I have long thought that the water coming out of our tap looks and smells good enough to drink -- so why are we still buying water (along with the rest of İstanbul)? I know that in the not-so-distant past, İstanbul water -- when it was even running! -- was pretty nasty. But things have changed big time over the last 10 years. Is it time for İstanbulites to stop buying bottled water and put hundreds of water sellers out of business? Of course, not all semts will have the same quality of water. Anyway, if you are looking for an article subject to get people asking questions about İstanbul life and provoke a city-wide debate on the matter, there you go! From: c de b
Regarding my piece “Falling victim to scams: (March 29, 2012), a Today's Zaman reader wrote this comment:
Dear Charlotte: Nice article. I am American, married to a Turkish man, and have never had any problems. But I have seen a lot of misery around me involving foreign women and Turkish men. All I can say is love is fine; however, when you leave the comfort of your own country you must be double aware of what is going on around you. You are in control of your life and no one else. Keep things in perspective and the chances of you being disappointed will greatly diminish. If you would not do it in your own country, then you should not do it here. :) From E.
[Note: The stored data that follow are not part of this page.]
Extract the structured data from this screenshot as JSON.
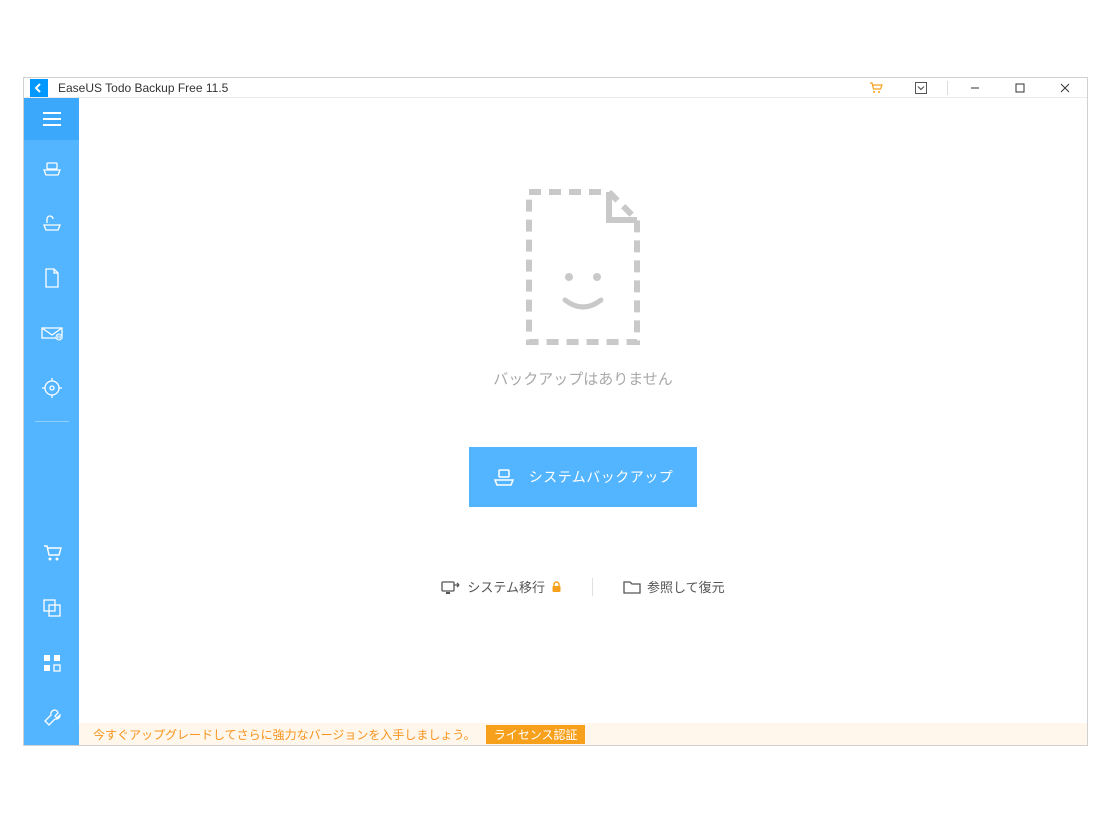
{
  "title": "EaseUS Todo Backup Free 11.5",
  "hero": {
    "empty_text": "バックアップはありません",
    "primary_button": "システムバックアップ",
    "system_transfer": "システム移行",
    "browse_restore": "参照して復元"
  },
  "footer": {
    "upgrade_text": "今すぐアップグレードしてさらに強力なバージョンを入手しましょう。",
    "license_button": "ライセンス認証"
  }
}
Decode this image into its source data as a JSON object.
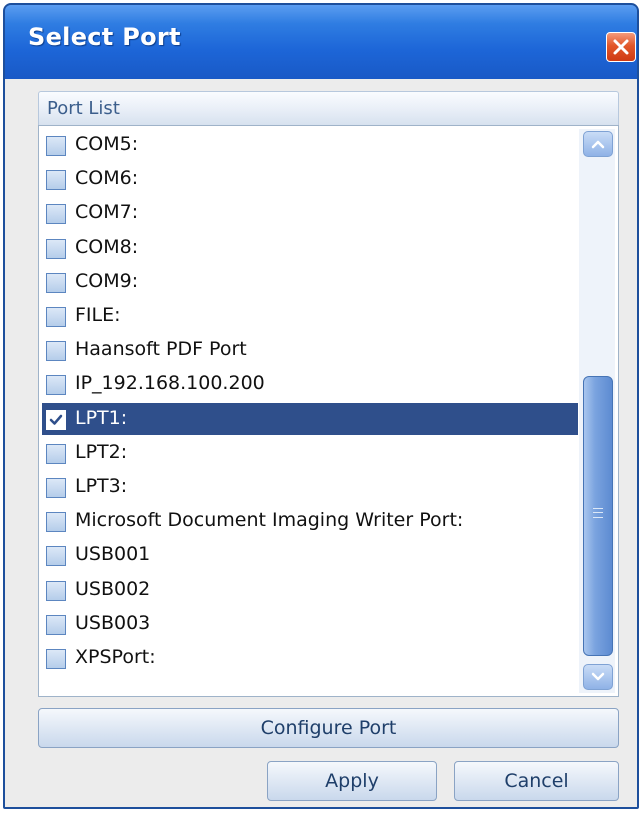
{
  "window": {
    "title": "Select Port"
  },
  "group": {
    "label": "Port List"
  },
  "ports": [
    {
      "label": "COM5:",
      "checked": false
    },
    {
      "label": "COM6:",
      "checked": false
    },
    {
      "label": "COM7:",
      "checked": false
    },
    {
      "label": "COM8:",
      "checked": false
    },
    {
      "label": "COM9:",
      "checked": false
    },
    {
      "label": "FILE:",
      "checked": false
    },
    {
      "label": "Haansoft PDF Port",
      "checked": false
    },
    {
      "label": "IP_192.168.100.200",
      "checked": false
    },
    {
      "label": "LPT1:",
      "checked": true
    },
    {
      "label": "LPT2:",
      "checked": false
    },
    {
      "label": "LPT3:",
      "checked": false
    },
    {
      "label": "Microsoft Document Imaging Writer Port:",
      "checked": false
    },
    {
      "label": "USB001",
      "checked": false
    },
    {
      "label": "USB002",
      "checked": false
    },
    {
      "label": "USB003",
      "checked": false
    },
    {
      "label": "XPSPort:",
      "checked": false
    }
  ],
  "buttons": {
    "configure": "Configure Port",
    "apply": "Apply",
    "cancel": "Cancel"
  },
  "colors": {
    "titlebar": "#1d66d8",
    "selection": "#2f4f8b",
    "close": "#e2572a"
  },
  "icons": [
    "close-icon",
    "scroll-up-icon",
    "scroll-down-icon",
    "checkmark-icon",
    "grip-icon"
  ]
}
Regarding a recent piece called “Globalization and what else the next 100 years will bring” (March 23, 2012), a reader sent this comment and it'd be interesting to know what others think. Here is the comment:
Dear Charlotte: It all starts with people being logical and honest with themselves. If the employees are afraid of reporting bad news to the boss, how can the company succeed? If everyone is a no-man, and never tries to achieve consensus, how can we succeed? If everyone is a yes-man, how can we succeed? We must develop a culture of honesty, accountability, hard work and meritocracy. Without this, there is no progress. In Germany, they have been (more or less) logically applying knowledge for the progress of society since the end of the 19th century -- look where they are today! Engineers play a big part in developing a society. Turks should work hard to establish the best engineering schools in the world! From: Friend of Turks
Dear Charlotte: I am moving to Turkey soon and so excited. I would like to know what you recommend about how to go about making friends in a Muslim culture. Thanks! From: Judith (UK)
Dear Judith: Friends are important. Basically, making friends here is like anywhere else. There are just a few points to remember, such as friendship may involve great commitment and mutual concern. Friendship requires much time. Friendship takes effort. It is important to visit regularly and to help in times of need. Friends never betray one another. Friendships are formed for many reasons: one of them being expectation of mutual help. If a favor is done for someone, that person and usually his family will be obligated to remember it. Men and women almost always form friendships with members of the same sex. If a man and woman do have a friendship, they would refer to each other with kinship terms. For example, a woman would consider her husband's friend to be like her “kardeş” (brother) and not her “dost” (friend), which conveys an improperly familiar or romantic relationship. Close friendships are generally between people of the same sex who are of similar age and status. Usually unequal economic and social status precludes deep friendship. Just remember that talking and being with people are more important than achieving a long list of tasks. Turks are more people-oriented rather than task-oriented. Community and group are highly valued. A strong social structure exists. Neighbors and relatives help each other in many practical ways.